Buba
18 fevereiro 2004
  Um homem culto e viajado contava-me que quando uma vez, na Alemanha, foi assistir a um concerto, logo no seu início, rompendo brutalmente o silêncio, soaram as quatro notas iniciais da 5ª Sinfonia de Beethoven, ao pé dele, sentada ao lado da mãe, uma criança gritou, agarrando-se a ela: “mãe!.. tenho medo!”…

Fui ao cinema ver um filme sobre crianças intitulado Être et Avoir, a que o Ivan já se tinha referido na Praia e me tinha pessoalmente recomendado.
O que vi - filme ou documentário - foi uma tentativa de abordagem - embora razoável - demasiado esquemática e manifestamente redutora de um tema profundamente humano: a própria Humanidade quando ainda em estado puro: as crianças. Com a nota singular de, na fotografia, ter sido utilizada uma técnica de alta qualidade a servir um sentido estético e uma sensibilidade excepcional, que conseguiu, por vezes, que eu sentisse como se a câmara de filmar, na penumbra cúmplice da sala, tivesse vindo encontrar-se a sós comigo e me mostrasse, confidencialmente - só a mim - a expressão pura da beleza e da inocência...

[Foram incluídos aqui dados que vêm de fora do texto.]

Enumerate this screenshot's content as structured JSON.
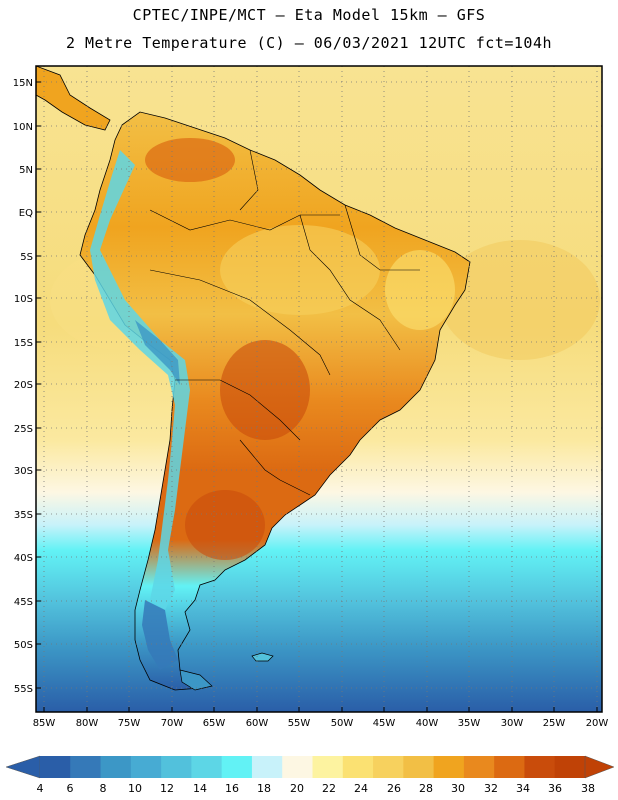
{
  "header": {
    "line1": "CPTEC/INPE/MCT –  Eta Model 15km – GFS",
    "line2": "2 Metre Temperature (C) – 06/03/2021 12UTC fct=104h"
  },
  "axes": {
    "lat_labels": [
      "15N",
      "10N",
      "5N",
      "EQ",
      "5S",
      "10S",
      "15S",
      "20S",
      "25S",
      "30S",
      "35S",
      "40S",
      "45S",
      "50S",
      "55S"
    ],
    "lon_labels": [
      "85W",
      "80W",
      "75W",
      "70W",
      "65W",
      "60W",
      "55W",
      "50W",
      "45W",
      "40W",
      "35W",
      "30W",
      "25W",
      "20W"
    ]
  },
  "legend": {
    "labels": [
      "4",
      "6",
      "8",
      "10",
      "12",
      "14",
      "16",
      "18",
      "20",
      "22",
      "24",
      "26",
      "28",
      "30",
      "32",
      "34",
      "36",
      "38"
    ],
    "colors": [
      "#2a5ea8",
      "#3579b8",
      "#3c97c6",
      "#47abd3",
      "#52c1dc",
      "#5dd6e6",
      "#62f2f5",
      "#c8f2fa",
      "#fdf7e3",
      "#fdf3a0",
      "#fbe172",
      "#f7d15e",
      "#f2bf45",
      "#f0a41f",
      "#e9891e",
      "#dc6a12",
      "#c94c0b",
      "#c04206"
    ]
  },
  "colors": {
    "ocean_tropical": "#f6dc7c",
    "ocean_sub": "#fdf7e3",
    "ocean_cool": "#62f2f5",
    "ocean_cold": "#3579b8",
    "land_hot": "#dc6a12",
    "land_warm": "#f0a41f",
    "andes": "#5dd6e6"
  }
}
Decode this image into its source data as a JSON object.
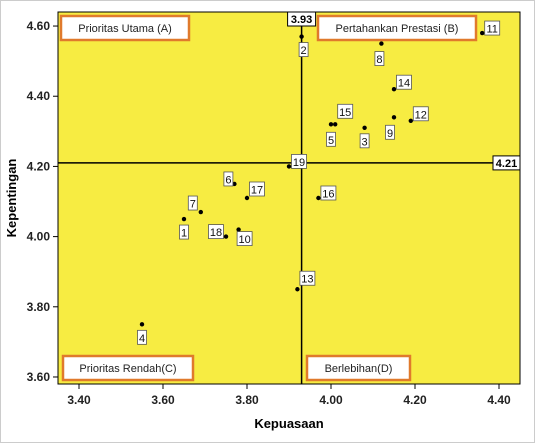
{
  "chart_data": {
    "type": "scatter",
    "title": "",
    "xlabel": "Kepuasaan",
    "ylabel": "Kepentingan",
    "xlim": [
      3.35,
      4.45
    ],
    "ylim": [
      3.58,
      4.64
    ],
    "x_ticks": [
      "3.40",
      "3.60",
      "3.80",
      "4.00",
      "4.20",
      "4.40"
    ],
    "y_ticks": [
      "3.60",
      "3.80",
      "4.00",
      "4.20",
      "4.40",
      "4.60"
    ],
    "tick_values_x": [
      3.4,
      3.6,
      3.8,
      4.0,
      4.2,
      4.4
    ],
    "tick_values_y": [
      3.6,
      3.8,
      4.0,
      4.2,
      4.4,
      4.6
    ],
    "reference_lines": {
      "x": {
        "value": 3.93,
        "label": "3.93"
      },
      "y": {
        "value": 4.21,
        "label": "4.21"
      }
    },
    "quadrants": [
      {
        "id": "A",
        "label": "Prioritas Utama (A)",
        "position": "top-left"
      },
      {
        "id": "B",
        "label": "Pertahankan Prestasi (B)",
        "position": "top-right"
      },
      {
        "id": "C",
        "label": "Prioritas Rendah(C)",
        "position": "bottom-left"
      },
      {
        "id": "D",
        "label": "Berlebihan(D)",
        "position": "bottom-right"
      }
    ],
    "points": [
      {
        "label": "1",
        "x": 3.65,
        "y": 4.05
      },
      {
        "label": "2",
        "x": 3.93,
        "y": 4.57
      },
      {
        "label": "3",
        "x": 4.08,
        "y": 4.31
      },
      {
        "label": "4",
        "x": 3.55,
        "y": 3.75
      },
      {
        "label": "5",
        "x": 4.0,
        "y": 4.32
      },
      {
        "label": "6",
        "x": 3.77,
        "y": 4.15
      },
      {
        "label": "7",
        "x": 3.69,
        "y": 4.07
      },
      {
        "label": "8",
        "x": 4.12,
        "y": 4.55
      },
      {
        "label": "9",
        "x": 4.15,
        "y": 4.34
      },
      {
        "label": "10",
        "x": 3.78,
        "y": 4.02
      },
      {
        "label": "11",
        "x": 4.36,
        "y": 4.58
      },
      {
        "label": "12",
        "x": 4.19,
        "y": 4.33
      },
      {
        "label": "13",
        "x": 3.92,
        "y": 3.85
      },
      {
        "label": "14",
        "x": 4.15,
        "y": 4.42
      },
      {
        "label": "15",
        "x": 4.01,
        "y": 4.32
      },
      {
        "label": "16",
        "x": 3.97,
        "y": 4.11
      },
      {
        "label": "17",
        "x": 3.8,
        "y": 4.11
      },
      {
        "label": "18",
        "x": 3.75,
        "y": 4.0
      },
      {
        "label": "19",
        "x": 3.9,
        "y": 4.2
      }
    ],
    "grid": false,
    "legend": "none",
    "colors": {
      "plot_background": "#f7ec42",
      "quadrant_border": "#e07a2c",
      "axis": "#000000",
      "point": "#000000"
    }
  }
}
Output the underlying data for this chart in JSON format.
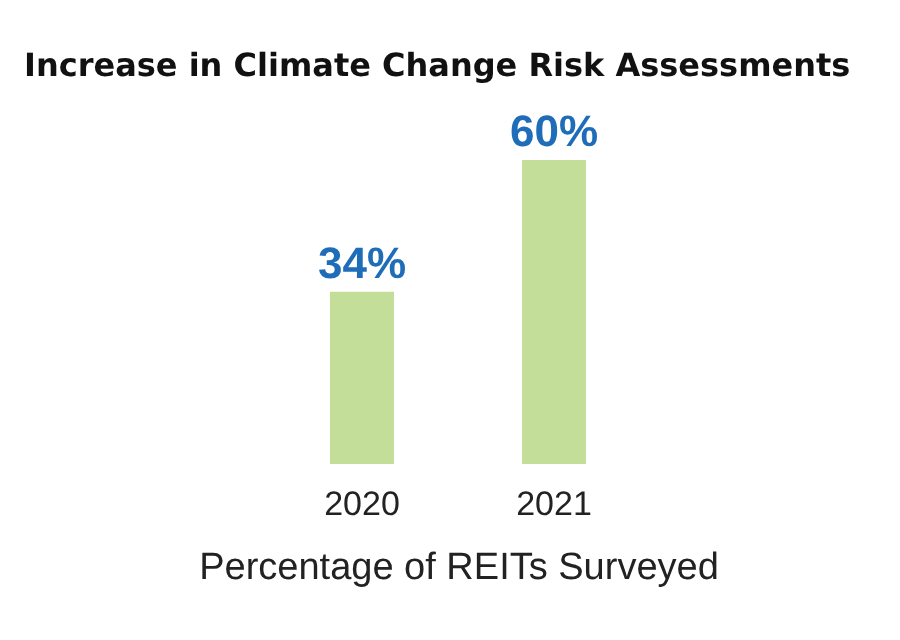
{
  "chart_data": {
    "type": "bar",
    "title": "Increase in Climate Change Risk Assessments",
    "xlabel": "Percentage of REITs Surveyed",
    "categories": [
      "2020",
      "2021"
    ],
    "values": [
      34,
      60
    ],
    "value_labels": [
      "34%",
      "60%"
    ],
    "color": "#c2de98"
  }
}
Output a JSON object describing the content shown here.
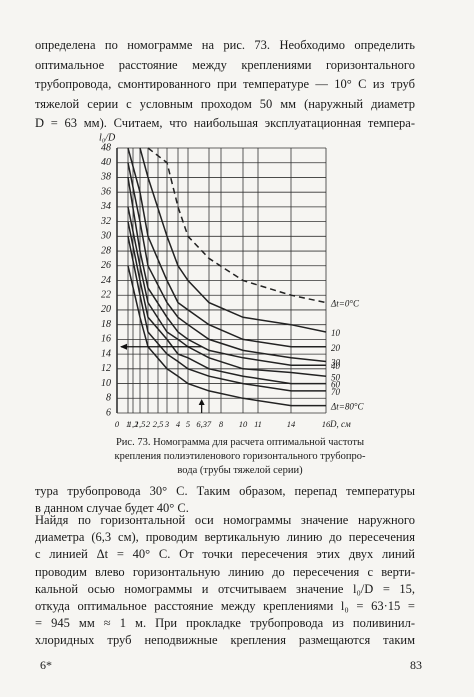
{
  "paragraphs": [
    {
      "lines": [
        "определена по номограмме на рис. 73. Необходимо определить",
        "оптимальное расстояние между креплениями горизонтального",
        "трубопровода, смонтированного при температуре — 10° С из труб",
        "тяжелой серии с условным проходом 50 мм (наружный диаметр",
        "D = 63 мм). Считаем, что наибольшая эксплуатационная темпера-"
      ]
    },
    {
      "lines": [
        "тура трубопровода 30° С. Таким образом, перепад температуры",
        "в данном случае будет 40° С."
      ]
    },
    {
      "lines": [
        "Найдя по горизонтальной оси номограммы значение наружного",
        "диаметра (6,3 см), проводим вертикальную линию до пересечения",
        "с линией Δt = 40° С. От точки пересечения этих двух линий",
        "проводим влево горизонтальную линию до пересечения с верти-",
        "кальной осью номограммы и отсчитываем значение l₀/D = 15,",
        "откуда оптимальное расстояние между креплениями l₀ = 63·15 =",
        "= 945 мм ≈ 1 м. При прокладке трубопровода из поливинил-",
        "хлоридных труб неподвижные крепления размещаются таким"
      ]
    }
  ],
  "figure": {
    "caption": [
      "Рис. 73. Номограмма для расчета оптимальной частоты",
      "крепления полиэтиленового горизонтального трубопро-",
      "вода (трубы тяжелой серии)"
    ],
    "chart": {
      "type": "line",
      "xlabel": "D, см",
      "ylabel": "l₀/D",
      "grid": true,
      "x": [
        1,
        1.5,
        2,
        3,
        4,
        5,
        7,
        10,
        14,
        16
      ],
      "xlim": [
        0,
        16
      ],
      "xticks": [
        0,
        1,
        {
          "value": 1.2,
          "label": "1,2"
        },
        {
          "value": 1.5,
          "label": "1,5"
        },
        2,
        {
          "value": 2.5,
          "label": "2,5"
        },
        3,
        4,
        5,
        7,
        8,
        10,
        11,
        14,
        16
      ],
      "ylim": [
        6,
        48
      ],
      "yticks": [
        48,
        40,
        38,
        36,
        34,
        32,
        30,
        28,
        26,
        24,
        22,
        20,
        18,
        16,
        14,
        12,
        10,
        8,
        6
      ],
      "color": "#222",
      "series": [
        {
          "name": "Δt=0°C",
          "dashed": true,
          "values": [
            null,
            null,
            48,
            40,
            34,
            30,
            27,
            24,
            22,
            21
          ]
        },
        {
          "name": "10",
          "values": [
            null,
            48,
            38,
            30,
            26,
            24,
            21,
            19,
            18,
            17
          ]
        },
        {
          "name": "20",
          "values": [
            48,
            36,
            30,
            24,
            21,
            20,
            18,
            16,
            15,
            15
          ]
        },
        {
          "name": "30",
          "values": [
            40,
            32,
            26,
            21,
            19,
            18,
            16,
            14.5,
            13.5,
            13
          ]
        },
        {
          "name": "40",
          "values": [
            38,
            28,
            23,
            19,
            17,
            16,
            14.5,
            13.5,
            12.5,
            12.5
          ]
        },
        {
          "name": "50",
          "values": [
            34,
            26,
            21,
            17,
            16,
            15,
            13.5,
            12,
            11.5,
            11
          ]
        },
        {
          "name": "60",
          "values": [
            32,
            24,
            19,
            16,
            14,
            13.5,
            12,
            11,
            10,
            10
          ]
        },
        {
          "name": "70",
          "values": [
            30,
            22,
            17,
            14,
            13,
            12,
            11,
            10,
            9,
            9
          ]
        },
        {
          "name": "Δt=80°C",
          "values": [
            26,
            19,
            15,
            12,
            11,
            10,
            9,
            8,
            7,
            7
          ]
        }
      ],
      "annotation": {
        "x": {
          "value": 6.3,
          "label": "6,3"
        },
        "y": 15
      }
    }
  },
  "footer": {
    "left": "6*",
    "right": "83"
  }
}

O filme termina quando, precisamente, começa para as crianças o despontar da juventude que é o primeiro grande vendaval da vida…vendaval que, à medida que vem vindo, quase sempre destroça e muda tudo, abrindo a cada ser humano os caminhos do futuro, em direcção ao desconhecido… ao ritmo dos quatro acordes - as 4 fases da vida -, vindos do Céu ou do Inferno, da 5ª Sinfonia de Beethoven.
…Ainda quase uma criança, li um livro que o meu pai deu, escrito por Francisco Ferrer que, quando foi fuzilado, em Montjuique, evocou - no grito de morte com que acompanhou as detonações das espingardas - algo que tem a ver com o que, julgo, se pretende dizer no filme... Foi dessa leitura, julgo eu, que terá nascido, em mim, um sonho que a vida me não deixou realizar…
Recordei tudo isso ao ver, na cena final, as expressões, ainda puras, dos olhos das crianças; quando, já sozinhas, deixam a Escola, rumo à Vida e ao Desconhecido… e a expressão angustiada dos olhos do professor ao vê-las ir… E a ver também - só eu -, sobreposta, a expressão dos olhos, em lágrimas, do professor que nunca pude ser.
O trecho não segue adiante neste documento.